The inner life of a given ethnical group comprises economic or property organisation, and social organisation properly so called (administration and politics). Ideas of morals, right, and justice depend much on the forms which these organisations have taken, as well as on usages and customs; and the latter in their turn are derived principally from family organisation and religious ideas.

The international life of peoples manifests itself in three different ways: either in hostile relations (war), in pacific neutral relations (commerce), or in sympathetic relations (exchange of ideas and feelings, feasts, congresses, etc.).

Inner Life of a People—Economic Organisation.The system by which property is held depends on the mode of production, for the distribution and consumption of wealth are in intimate relation with the mode of procuring it. Among savage hunters it is often necessary for several to combine to catch big game; thus Australians hunt the kangaroo in bands of several dozen individuals; the Eskimo gather quite a flotilla of kayaks for whale-fishing. The captured kangaroos, the whale brought to shore, are considered common property; each eats of the spoil according to his hunger. The territory of each tribe among the Australians and Red Indians is considered collective property; every one hunts on it in his own way, on condition that he does not encroach on the territory of neighbouring tribes. But in the midst of this common property certain objects used solely by the individual, his garments, his weapons, etc., are considered personal property, while the tent with its furniture, etc., belongs to the family; as the canoe which is used for whale fishing, holding five or six persons, belongs to these persons in common.

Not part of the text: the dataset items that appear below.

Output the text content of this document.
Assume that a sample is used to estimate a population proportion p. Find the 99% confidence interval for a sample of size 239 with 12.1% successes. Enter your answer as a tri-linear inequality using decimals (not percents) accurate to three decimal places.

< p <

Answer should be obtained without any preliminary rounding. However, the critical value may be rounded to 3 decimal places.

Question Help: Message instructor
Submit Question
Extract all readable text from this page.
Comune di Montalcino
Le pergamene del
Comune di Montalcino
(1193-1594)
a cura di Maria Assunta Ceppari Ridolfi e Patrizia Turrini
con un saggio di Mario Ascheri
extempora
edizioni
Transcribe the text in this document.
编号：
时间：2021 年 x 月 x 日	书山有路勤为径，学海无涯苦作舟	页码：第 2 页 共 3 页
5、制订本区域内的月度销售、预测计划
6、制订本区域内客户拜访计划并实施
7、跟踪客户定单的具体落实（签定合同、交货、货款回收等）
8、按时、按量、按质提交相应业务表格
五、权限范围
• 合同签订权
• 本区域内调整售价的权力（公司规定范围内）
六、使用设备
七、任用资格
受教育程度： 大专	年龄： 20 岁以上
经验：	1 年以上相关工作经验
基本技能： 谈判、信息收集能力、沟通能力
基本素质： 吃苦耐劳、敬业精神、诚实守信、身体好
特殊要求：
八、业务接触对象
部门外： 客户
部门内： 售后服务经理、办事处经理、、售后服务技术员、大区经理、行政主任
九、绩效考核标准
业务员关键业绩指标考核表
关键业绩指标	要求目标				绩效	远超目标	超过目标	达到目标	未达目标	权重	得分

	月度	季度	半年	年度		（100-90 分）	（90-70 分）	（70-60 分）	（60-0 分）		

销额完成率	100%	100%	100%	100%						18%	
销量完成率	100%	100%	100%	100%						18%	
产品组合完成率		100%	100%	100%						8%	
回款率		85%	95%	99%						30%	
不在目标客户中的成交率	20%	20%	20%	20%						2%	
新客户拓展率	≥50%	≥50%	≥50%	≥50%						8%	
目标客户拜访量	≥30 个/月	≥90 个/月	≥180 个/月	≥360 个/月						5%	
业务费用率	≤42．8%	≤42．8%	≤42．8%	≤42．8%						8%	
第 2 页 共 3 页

Thus in the same society three sorts of property, collective, family, and individual, may exist simultaneously side by side. What decides its category is the character of the labour expended, the mode of production. I have made a flint implement with my own hands, it is mine; with the assistance of my wife and children I have built the hut, it belongs to the family; I have hunted with the people of my tribe, the beasts slain belong to us all in common. The animals which I have killed by myself on the territory of the tribe are mine, and if by chance the animal wounded by me escapes and is killed by another, it belongs to both of us and the skin is his who gave the finishing stroke. For this reason each arrow bears the mark of its owner.

It is thus that matters are arranged among the Tunguses and North American Indians. Among the latter, rules have been strictly laid down in regard to bison-hunting from the point of view of individual property.[287]

But since the introduction of fire-arms, the balls bearing no distinctive marks, the slain bisons are divided equally; they are considered as common property. This example shows plainly how closely are related production and the system by which property is held. Common and private property do not lead among savages to monopoly, for the products of the chase cannot be kept for long without getting spoilt; so after having taken what he wants for himself, the hunter gives the remainder to his relatives, his family, or the tribe. It is this which partly explains the carelessness of savages and the absence among them of the spirit of thrift and thought for the future.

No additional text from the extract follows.